Cette activité varie selon un cycle de 11,2 ans en moyenne (on a observé des cycles solaires de 7 ans comme de 17 ans) et se traduit principalement par l'apparition de taches solaires. La position de ces dernières suit la loi dite de Spörer (énoncée par Gustav Spörer à la suite des travaux de Richard Carrington en 1861) : elles apparaissent à la surface du Soleil vers 45° de latitude puis descendent jusqu'à ~7° de latitude avant de disparaître alors que de nouvelles taches apparaissent vers 45° de latitude. Le nombre et la taille de ses taches dépendent de l'activité de l'étoile. Ainsi, au maximum du cycle, les taches sont nombreuses et larges (on pourrait y placer une trentaine de Terre !). Au minimum du cycle, la surface du Soleil est calme. Mais que sont exactement ces taches ?

Une étoile est formée d'un gaz ionisé (c'est-à-dire formé de particules chargées, ions et électrons) et très chaud, appelé « plasma », soumis à un intense champ magnétique. Les taches solaires correspondent à des régions du Soleil dans lesquelles ce champ magnétique est perturbé par les mouvements de la matière (convection, rotation différentielle). La température est plus froide que le reste de la surface du Soleil : c'est pourquoi les taches nous apparaissent, en lumière visible, beaucoup plus foncées que leur environnement voire noires. Mais le gaz y est tout de même chauffé à plusieurs milliers de degrés ! Pendant des heures voire des jours, les taches solaires accumulent donc de l'énergie magnétique.

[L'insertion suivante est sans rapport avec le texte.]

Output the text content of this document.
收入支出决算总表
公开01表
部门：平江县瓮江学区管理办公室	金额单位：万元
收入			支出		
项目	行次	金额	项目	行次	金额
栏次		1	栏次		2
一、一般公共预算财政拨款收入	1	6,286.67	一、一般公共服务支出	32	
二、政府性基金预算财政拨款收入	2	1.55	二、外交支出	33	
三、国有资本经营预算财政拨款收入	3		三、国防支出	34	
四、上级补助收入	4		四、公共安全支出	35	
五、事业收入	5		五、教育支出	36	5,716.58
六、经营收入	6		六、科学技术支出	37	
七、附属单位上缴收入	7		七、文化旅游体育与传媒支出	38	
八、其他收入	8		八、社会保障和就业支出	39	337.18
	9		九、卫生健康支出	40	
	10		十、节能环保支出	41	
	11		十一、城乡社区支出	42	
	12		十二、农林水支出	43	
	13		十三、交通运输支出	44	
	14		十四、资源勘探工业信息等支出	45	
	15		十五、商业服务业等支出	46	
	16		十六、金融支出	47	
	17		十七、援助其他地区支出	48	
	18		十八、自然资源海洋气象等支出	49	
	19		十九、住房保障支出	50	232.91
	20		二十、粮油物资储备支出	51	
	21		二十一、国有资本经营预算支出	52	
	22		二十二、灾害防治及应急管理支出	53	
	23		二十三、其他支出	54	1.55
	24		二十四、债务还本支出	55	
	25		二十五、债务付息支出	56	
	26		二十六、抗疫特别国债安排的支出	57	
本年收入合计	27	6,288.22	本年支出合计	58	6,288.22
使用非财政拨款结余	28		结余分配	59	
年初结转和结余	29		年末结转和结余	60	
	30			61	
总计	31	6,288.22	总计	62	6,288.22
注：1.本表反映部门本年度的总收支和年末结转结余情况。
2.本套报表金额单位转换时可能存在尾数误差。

Lorsque cette énergie est libérée d'un coup, en quelques secondes à quelques heures, une éruption solaire se produit. Les particules émises sont très énergétiques (les éruptions solaires sont classées selon leur intensité) et se déplacent donc à une vitesse très importante, atteignant la Terre en moins de 60 heures. Une grande quantité de plasma est alors projetée dans l'espace.

Si ce jet de matière entre en collision avec la Terre, cela donnera de magnifiques aurores boréales, ainsi que quelques soucis pour nos communications satellites notamment (selon l'énergie des particules). La plus violente tempête solaire enregistrée remonte à 1859 et provoqua des aurores visibles jusqu'à des latitudes aussi basses que Panama ! Elle fut observée par Richard Carrington qui sera le premier à faire le lien entre taches et éruptions solaires, mais surtout détectera la rotation différentielle du Soleil (il tourne plus vite à l'équateur qu'à ses pôles) grâce au déplacement des taches solaires. La plus violente de 2014 (jusque là) s'est produite le 25 février dernier et a été filmée par la Nasa Solar Dynamics Observatory (SDO).

Les éruptions solaires sont en fait assez régulières, jusqu'à trois par jour au maximum du cycle solaire. Mais elles se produisent sur toute la surface du Soleil et heureusement peu atteignent notre planète. Cependant, de nombreux satellites les traquent et les observent sous toutes les coutures, car elles émettent de l'énergie à toutes les longueurs d'onde. Les recherches sont en effet encore en cours pour comprendre pourquoi et comment exactement les taches solaires se forment, le champ magnétique du Soleil évolue et les éruptions se produisent.